When you check the box "Show resistance relative to D614G" the software will provide an additional output column that calculates and displays IC/ID values relative to D614G. The relative resistance (RR) for D614G is set to "1", and the RR is calculated for the other viruses in the assay by using this formula:

Relative resistance = IC₅₀ for virusX ÷ IC₅₀ for D614G

Example calculation:

virus		IC50		RR
D614G		0.2		1
D614G_A67V	0.4		0.5
WT		<0.01		0.05
Omicron_BA.1	>5		25
Omicron_BA.2	UD		UD

Additional details:

One study may contain several data tables, and these are entered individually into the database, with an assigned "dataset" name.
Each individual RR value is calculated based on the IC/ID of D614G from its own study (and its own dataset) only.
Each individual RR value is calculated based on the value for D614G from its own data type only. For example, IC₅₀ and IC₈₀ RR values are calculated separately if both are present.
If a dataset has no assayed values for D614G, no RR values are calculated.
If your results include more than one dataset with RR calculations for a given Ab-virus combination, the two RR values are combined into a geometric mean, indicated by an asterisk (*).
Greater than (>) and less than (<) symbols are ignored. When the IC/ID value is <x, or >x, the RR is calculated based on x.

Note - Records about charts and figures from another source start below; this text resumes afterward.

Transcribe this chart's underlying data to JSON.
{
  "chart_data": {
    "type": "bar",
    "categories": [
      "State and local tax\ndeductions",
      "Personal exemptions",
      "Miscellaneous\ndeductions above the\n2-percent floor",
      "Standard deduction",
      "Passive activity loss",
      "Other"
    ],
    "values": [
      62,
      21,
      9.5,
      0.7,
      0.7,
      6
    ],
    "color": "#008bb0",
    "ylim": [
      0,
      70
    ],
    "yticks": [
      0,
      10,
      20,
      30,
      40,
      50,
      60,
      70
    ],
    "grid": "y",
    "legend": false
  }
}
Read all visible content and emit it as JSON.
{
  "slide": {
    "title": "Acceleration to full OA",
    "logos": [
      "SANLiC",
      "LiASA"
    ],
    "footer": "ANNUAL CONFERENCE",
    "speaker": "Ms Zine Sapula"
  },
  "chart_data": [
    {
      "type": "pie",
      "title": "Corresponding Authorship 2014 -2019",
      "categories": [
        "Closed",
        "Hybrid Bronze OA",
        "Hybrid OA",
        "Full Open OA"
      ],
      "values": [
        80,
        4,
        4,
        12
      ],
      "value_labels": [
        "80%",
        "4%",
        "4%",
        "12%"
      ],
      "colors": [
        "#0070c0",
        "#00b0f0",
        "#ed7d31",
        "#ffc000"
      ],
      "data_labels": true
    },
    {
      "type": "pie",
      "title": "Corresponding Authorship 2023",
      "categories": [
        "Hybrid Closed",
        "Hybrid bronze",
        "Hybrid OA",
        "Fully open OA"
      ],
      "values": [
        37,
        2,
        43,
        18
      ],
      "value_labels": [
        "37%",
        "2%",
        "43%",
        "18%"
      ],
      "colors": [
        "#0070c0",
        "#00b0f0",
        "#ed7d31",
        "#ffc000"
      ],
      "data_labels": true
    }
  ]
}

When viewing RR values where a geometric mean has been calculated, you can still view individual values: (1) click the link to "Expand to individual vals", or (2) mouse over any value marked with * and the mouseover will show the study, dataset, and assay type of the individual IC/ID values or individual RR values.

Screenshots

Note: these screenshots were made for the HIV version of CATNAP, but most features are the same for CoV CATNAP.

Input page tips To SELECT ALL, check the box at the top of the column. To SORT a column, click the column heading. To SELECT BY STUDY, click tab.
Analysis page: Virus information The viruses analyzed are listed.
Analysis page: IC₅₀ and IC₈₀ data Antibodies analyzed are shown. In the example, both IC₅₀ and IC₈₀ data are shown for antibodies 4E10 and b12. Results are color-coded, as indicated by the scale at upper right. Asterisks (*) indicate data that are geometric means from multiple studies. Click "Expand" to see individual data points used to calculate geomeans. Click Download button to obtain the neutralization data shown, together with virus information.
Analysis page: Mouseovers Mouseovers show individual data points used to calculate geomeans. References are also shown.
Analysis page: alignment Aligned viral sequences are shown, with the reference sequence at the top. Numbers 10, 20, 30... are reference sequence coordinates. When a position has been selected for analysis (see screenshot below), it is highlighted in gray. Download links provide amino acid or nucleic acid alignments in Fasta or other sequence formats.
Analysis page: Ab contact positions Antibody contact positions for the antibodies analyzed are shown, if available. Click any position and it will appear in the box for "NC_045512 position".
Analysis page: widen panels You can slide the width of panels to reveal or hide information.
Analyze position Analyze any position in the alignment (for any one antibody) to see additional information: AA Count: amino acids that occur at this position. Count is broken out into the number of viruses detected by the antibody, versus undetected. NxST Count: number of viruses with a predicted glycosylation motif at this residue.